StreamingRelation operators for legacy data sources (that use the DataSource V1 API)
StreamingRelationV2 operators for modern data sources yet disabled TableProviders (Spark SQL)

createSource creates a new instance of the data source class and branches off per the implementation type:

StreamSourceProvider
FileFormat
other types

createSource is used when:

MicroBatchExecution is requested for the analyzed logical plan

StreamSourceProvider¶

For a StreamSourceProvider, createSource requests the StreamSourceProvider to create a source.

FileFormat¶

For a FileFormat, createSource creates a new FileStreamSource.

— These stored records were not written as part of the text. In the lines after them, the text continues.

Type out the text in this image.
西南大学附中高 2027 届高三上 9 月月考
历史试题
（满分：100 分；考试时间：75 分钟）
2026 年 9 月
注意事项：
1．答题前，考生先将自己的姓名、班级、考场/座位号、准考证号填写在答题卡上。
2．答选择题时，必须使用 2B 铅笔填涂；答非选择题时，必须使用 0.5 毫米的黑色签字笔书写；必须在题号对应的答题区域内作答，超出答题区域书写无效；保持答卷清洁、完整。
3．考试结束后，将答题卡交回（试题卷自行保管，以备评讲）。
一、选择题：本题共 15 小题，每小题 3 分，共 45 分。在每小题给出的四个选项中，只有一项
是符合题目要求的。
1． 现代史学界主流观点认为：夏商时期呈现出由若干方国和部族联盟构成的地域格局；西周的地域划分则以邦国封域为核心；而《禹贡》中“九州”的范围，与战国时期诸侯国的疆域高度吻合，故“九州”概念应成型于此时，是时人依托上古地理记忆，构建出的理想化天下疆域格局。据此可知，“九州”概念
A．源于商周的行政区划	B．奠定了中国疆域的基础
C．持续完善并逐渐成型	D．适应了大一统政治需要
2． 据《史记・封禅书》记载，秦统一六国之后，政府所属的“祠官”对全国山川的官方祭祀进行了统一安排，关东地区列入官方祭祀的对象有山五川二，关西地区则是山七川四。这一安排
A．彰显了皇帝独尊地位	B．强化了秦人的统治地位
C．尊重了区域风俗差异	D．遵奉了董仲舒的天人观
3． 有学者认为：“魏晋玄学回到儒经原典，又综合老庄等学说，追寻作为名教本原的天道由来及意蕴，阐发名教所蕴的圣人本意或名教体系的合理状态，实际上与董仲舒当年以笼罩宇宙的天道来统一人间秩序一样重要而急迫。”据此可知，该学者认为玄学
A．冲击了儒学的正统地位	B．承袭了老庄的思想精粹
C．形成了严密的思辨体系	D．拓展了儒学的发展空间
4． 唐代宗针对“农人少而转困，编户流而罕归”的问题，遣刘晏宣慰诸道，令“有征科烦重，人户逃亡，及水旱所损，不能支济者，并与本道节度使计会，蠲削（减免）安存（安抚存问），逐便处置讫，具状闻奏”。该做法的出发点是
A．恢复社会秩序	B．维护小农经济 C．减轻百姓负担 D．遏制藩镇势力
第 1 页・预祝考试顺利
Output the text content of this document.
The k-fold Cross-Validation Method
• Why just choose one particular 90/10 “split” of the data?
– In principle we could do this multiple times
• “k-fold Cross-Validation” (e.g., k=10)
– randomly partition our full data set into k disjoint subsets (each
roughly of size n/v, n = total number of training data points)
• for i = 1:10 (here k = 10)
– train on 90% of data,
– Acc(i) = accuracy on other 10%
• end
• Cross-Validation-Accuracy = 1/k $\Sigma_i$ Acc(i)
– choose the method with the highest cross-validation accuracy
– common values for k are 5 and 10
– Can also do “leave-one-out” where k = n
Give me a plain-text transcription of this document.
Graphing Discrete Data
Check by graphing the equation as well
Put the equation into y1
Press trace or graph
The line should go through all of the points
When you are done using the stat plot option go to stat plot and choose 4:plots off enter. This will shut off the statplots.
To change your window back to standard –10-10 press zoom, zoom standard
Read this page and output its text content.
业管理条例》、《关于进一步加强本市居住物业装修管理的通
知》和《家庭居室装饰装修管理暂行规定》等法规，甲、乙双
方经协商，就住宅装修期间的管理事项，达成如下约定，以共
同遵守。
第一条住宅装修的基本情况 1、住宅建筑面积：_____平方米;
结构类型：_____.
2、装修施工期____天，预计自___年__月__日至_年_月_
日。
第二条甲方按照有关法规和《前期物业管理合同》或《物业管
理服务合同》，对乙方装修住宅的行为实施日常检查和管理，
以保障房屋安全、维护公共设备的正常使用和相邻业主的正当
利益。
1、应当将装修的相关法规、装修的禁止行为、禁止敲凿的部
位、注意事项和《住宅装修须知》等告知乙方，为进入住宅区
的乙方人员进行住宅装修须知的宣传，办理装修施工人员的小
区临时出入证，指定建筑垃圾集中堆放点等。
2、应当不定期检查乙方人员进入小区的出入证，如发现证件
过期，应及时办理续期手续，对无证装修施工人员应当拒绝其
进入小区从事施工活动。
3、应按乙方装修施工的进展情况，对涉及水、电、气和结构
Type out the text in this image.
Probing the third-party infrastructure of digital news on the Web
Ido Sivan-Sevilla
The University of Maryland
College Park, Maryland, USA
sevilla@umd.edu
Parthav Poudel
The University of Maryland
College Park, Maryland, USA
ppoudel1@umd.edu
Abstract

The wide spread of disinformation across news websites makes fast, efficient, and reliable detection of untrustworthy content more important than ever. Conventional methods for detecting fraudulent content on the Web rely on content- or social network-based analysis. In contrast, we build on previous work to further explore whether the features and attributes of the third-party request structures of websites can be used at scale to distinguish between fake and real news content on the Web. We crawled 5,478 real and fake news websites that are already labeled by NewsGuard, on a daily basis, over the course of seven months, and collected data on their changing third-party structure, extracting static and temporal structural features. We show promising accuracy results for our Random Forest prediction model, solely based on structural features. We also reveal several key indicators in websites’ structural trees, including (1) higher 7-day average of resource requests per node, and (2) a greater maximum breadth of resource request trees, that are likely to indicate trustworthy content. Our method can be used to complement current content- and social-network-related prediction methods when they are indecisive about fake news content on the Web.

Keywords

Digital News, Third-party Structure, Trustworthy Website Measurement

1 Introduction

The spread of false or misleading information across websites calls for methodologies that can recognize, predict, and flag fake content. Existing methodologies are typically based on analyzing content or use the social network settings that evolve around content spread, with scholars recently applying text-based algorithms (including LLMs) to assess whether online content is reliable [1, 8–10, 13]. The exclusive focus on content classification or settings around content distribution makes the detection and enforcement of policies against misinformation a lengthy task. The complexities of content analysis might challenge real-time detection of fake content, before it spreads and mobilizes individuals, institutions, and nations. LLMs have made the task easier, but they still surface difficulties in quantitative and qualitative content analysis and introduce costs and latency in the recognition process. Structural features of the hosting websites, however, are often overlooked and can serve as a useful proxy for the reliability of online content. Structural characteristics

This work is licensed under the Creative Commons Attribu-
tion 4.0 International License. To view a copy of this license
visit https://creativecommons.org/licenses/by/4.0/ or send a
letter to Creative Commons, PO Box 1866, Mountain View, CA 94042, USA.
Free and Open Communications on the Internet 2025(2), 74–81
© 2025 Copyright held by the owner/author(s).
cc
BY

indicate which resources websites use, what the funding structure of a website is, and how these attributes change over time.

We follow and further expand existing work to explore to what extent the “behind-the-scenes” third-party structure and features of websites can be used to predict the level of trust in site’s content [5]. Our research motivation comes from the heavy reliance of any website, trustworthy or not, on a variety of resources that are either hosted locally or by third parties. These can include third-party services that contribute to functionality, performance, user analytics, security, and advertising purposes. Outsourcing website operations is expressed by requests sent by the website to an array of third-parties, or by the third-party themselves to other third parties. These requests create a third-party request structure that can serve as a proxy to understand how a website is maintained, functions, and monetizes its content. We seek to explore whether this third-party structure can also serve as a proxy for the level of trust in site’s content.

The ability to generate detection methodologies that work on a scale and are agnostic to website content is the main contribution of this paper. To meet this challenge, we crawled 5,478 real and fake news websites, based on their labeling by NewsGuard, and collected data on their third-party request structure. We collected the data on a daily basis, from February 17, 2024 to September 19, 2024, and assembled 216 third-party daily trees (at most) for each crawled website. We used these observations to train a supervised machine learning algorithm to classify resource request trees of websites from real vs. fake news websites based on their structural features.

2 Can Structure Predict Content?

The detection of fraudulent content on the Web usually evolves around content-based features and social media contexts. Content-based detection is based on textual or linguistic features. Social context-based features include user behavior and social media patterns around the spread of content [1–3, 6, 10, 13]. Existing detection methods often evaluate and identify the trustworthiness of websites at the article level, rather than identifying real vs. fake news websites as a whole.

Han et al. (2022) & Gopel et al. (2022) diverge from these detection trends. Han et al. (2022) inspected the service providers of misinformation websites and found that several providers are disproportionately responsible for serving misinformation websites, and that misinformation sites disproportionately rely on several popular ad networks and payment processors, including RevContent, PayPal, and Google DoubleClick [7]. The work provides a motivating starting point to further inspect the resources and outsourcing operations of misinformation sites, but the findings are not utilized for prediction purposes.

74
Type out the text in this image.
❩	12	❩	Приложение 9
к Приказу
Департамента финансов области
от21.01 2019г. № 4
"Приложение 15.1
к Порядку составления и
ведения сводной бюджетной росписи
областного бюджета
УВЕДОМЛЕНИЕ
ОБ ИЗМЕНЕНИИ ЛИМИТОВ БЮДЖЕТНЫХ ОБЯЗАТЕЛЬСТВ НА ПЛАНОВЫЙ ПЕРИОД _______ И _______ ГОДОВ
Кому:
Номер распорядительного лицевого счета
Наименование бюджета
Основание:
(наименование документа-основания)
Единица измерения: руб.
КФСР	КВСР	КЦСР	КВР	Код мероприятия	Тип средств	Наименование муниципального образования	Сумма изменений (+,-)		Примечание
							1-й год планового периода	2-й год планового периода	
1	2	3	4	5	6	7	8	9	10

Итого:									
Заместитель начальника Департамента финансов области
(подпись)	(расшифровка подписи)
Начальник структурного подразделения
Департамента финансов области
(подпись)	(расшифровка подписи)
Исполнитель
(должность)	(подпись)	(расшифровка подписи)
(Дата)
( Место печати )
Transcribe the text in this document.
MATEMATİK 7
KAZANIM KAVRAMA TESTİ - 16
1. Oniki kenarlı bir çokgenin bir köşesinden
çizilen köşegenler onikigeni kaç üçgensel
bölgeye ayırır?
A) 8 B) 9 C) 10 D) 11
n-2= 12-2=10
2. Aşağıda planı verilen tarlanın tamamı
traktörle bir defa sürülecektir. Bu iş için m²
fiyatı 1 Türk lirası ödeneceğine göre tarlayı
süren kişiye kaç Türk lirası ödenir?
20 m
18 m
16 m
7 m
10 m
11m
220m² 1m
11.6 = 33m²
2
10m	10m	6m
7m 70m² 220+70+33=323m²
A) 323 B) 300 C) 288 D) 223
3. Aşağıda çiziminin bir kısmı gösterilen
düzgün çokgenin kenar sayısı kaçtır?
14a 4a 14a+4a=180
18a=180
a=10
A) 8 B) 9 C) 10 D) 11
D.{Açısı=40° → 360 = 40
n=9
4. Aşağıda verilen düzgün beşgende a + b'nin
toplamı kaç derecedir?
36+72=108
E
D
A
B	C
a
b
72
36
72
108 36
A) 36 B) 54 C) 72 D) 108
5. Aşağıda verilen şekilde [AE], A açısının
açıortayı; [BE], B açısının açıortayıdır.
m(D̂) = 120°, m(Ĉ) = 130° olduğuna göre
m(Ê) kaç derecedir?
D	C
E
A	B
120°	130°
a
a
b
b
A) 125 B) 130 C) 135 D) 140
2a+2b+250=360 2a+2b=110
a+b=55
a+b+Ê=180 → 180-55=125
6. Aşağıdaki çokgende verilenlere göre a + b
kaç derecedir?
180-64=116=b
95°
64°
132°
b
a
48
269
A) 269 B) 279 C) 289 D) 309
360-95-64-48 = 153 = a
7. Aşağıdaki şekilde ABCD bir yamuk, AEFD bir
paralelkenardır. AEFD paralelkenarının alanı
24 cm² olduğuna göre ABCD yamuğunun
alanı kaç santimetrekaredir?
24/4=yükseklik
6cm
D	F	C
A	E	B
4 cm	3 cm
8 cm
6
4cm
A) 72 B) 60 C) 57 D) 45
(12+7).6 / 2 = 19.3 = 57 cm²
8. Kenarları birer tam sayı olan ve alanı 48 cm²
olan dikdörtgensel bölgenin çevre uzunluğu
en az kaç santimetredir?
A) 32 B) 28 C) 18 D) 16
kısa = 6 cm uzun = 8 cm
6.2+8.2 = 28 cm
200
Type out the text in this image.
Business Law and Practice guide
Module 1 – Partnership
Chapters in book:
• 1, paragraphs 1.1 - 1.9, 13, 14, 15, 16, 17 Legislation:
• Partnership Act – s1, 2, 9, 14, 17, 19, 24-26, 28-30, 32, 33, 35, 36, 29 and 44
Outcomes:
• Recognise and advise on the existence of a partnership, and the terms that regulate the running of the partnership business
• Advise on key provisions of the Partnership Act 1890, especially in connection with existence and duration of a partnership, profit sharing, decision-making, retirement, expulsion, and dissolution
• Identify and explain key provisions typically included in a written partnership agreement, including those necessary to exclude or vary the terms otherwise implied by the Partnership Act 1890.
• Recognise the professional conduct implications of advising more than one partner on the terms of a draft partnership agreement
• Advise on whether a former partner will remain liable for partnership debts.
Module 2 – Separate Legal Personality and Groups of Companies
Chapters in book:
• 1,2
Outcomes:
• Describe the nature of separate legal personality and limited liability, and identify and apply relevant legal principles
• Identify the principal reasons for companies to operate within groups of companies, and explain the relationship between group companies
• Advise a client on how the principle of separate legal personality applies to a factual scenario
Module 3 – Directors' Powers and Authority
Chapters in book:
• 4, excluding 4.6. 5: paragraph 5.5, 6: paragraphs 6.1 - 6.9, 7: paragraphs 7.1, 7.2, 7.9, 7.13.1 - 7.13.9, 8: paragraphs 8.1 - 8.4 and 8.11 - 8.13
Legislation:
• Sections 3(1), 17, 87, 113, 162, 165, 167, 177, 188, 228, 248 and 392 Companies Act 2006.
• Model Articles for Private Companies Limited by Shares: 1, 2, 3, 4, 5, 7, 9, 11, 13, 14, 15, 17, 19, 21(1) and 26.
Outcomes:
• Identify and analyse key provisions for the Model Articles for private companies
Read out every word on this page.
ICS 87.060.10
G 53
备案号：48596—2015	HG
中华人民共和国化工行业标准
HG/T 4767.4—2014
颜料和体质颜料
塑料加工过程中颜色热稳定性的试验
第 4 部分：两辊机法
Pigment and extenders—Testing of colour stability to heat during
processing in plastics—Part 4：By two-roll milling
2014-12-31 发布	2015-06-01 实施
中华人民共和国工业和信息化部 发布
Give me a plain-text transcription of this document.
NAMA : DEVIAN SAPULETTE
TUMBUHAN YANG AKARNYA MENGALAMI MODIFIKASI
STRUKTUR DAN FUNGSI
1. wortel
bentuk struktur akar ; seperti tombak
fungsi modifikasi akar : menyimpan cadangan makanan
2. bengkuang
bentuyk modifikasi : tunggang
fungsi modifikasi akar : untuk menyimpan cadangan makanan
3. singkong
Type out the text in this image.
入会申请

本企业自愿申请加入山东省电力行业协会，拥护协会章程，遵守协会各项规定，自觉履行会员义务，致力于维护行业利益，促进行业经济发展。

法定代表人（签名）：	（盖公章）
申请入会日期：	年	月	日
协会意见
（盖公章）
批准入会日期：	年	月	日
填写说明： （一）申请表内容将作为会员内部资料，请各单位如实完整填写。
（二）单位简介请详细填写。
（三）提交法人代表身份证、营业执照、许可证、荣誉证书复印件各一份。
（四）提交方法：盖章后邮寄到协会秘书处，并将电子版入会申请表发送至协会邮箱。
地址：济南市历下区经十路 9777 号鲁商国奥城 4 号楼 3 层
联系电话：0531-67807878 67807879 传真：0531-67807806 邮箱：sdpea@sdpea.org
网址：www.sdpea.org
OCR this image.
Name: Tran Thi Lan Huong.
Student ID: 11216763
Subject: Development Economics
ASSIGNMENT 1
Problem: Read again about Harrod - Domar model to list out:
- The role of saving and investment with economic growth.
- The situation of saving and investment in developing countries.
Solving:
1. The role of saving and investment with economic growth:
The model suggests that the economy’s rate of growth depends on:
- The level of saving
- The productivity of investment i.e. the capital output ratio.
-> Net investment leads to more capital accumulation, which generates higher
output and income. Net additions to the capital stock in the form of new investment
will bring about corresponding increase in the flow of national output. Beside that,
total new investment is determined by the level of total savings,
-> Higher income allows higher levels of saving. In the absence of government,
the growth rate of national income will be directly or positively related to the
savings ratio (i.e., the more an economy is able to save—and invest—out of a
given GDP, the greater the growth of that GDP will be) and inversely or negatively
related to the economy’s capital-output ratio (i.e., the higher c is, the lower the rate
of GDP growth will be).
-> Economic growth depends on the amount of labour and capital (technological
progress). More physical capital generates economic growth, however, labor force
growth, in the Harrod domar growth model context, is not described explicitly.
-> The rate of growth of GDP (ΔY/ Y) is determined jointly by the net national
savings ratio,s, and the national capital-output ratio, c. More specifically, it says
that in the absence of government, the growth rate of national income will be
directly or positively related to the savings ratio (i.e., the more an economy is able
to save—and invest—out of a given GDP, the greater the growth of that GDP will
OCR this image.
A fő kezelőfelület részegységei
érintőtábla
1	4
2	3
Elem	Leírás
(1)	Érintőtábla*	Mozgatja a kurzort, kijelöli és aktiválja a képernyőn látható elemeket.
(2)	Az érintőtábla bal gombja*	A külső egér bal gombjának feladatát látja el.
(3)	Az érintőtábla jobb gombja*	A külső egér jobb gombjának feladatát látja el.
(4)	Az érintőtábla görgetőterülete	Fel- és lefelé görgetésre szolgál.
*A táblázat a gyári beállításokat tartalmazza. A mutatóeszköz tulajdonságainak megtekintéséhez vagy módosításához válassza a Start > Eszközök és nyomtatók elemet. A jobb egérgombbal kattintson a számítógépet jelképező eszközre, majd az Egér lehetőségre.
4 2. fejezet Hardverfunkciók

createSource throws an IllegalArgumentException when path option was not specified for a FileFormat data source:

'path' is not specified

Other Types¶

For any other data source type, createSource simply throws an UnsupportedOperationException:

Data source [className] does not support streamed reading

SourceInfo¶

sourceInfo: SourceInfo

Metadata of a Source with the following:

Name (alias)
Schema
Partitioning columns

sourceInfo is initialized (lazily) using sourceSchema.

Lazy Value

sourceInfo is a Scala lazy value to guarantee that the code to initialize it is executed once only (when accessed for the first time) and cached afterwards.

Used when:

DataSource is requested to create a streaming source for a File-Based Data Source (when MicroBatchExecution is requested to initialize the analyzed logical plan)
StreamingRelation utility is used to create a StreamingRelation (when DataStreamReader is requested for a streaming query)

Generating Metadata of Streaming Source¶

sourceSchema(): SourceInfo

sourceSchema creates a new instance of the data source class and branches off per the type:

StreamSourceProvider
FileFormat
other types

sourceSchema is used when:

DataSource is requested for the SourceInfo

StreamSourceProvider¶

For a StreamSourceProvider, sourceSchema requests the StreamSourceProvider for the name and schema (of the streaming source).

In the end, sourceSchema returns the name and the schema as part of SourceInfo (with partition columns unspecified).

FileFormat¶

For a FileFormat, sourceSchema...FIXME

Other Types¶

For any other data source type, sourceSchema simply throws an UnsupportedOperationException:

Data source [className] does not support streamed reading

Creating Streaming Sink¶

createSink(
  outputMode: OutputMode): Sink

createSink creates a streaming sink for StreamSinkProvider or FileFormat data sources.

The Internals of Spark SQL

Learn more about FileFormat in The Internals of Spark SQL online book.

createSink creates a new instance of the data source class and branches off per the type:

For a StreamSinkProvider, createSink simply delegates the call and requests it to create a streaming sink
For a FileFormat, createSink creates a FileStreamSink when path option is specified and the output mode is Append.

createSink throws a IllegalArgumentException when path option is not specified for a FileFormat data source:

'path' is not specified

createSink throws an AnalysisException when the given OutputMode is different from Append for a FileFormat data source:

Data source [className] does not support [outputMode] output mode

createSink throws an UnsupportedOperationException for unsupported data source formats:

Data source [className] does not support streamed writing

createSink is used when DataStreamWriter is requested to start a streaming query.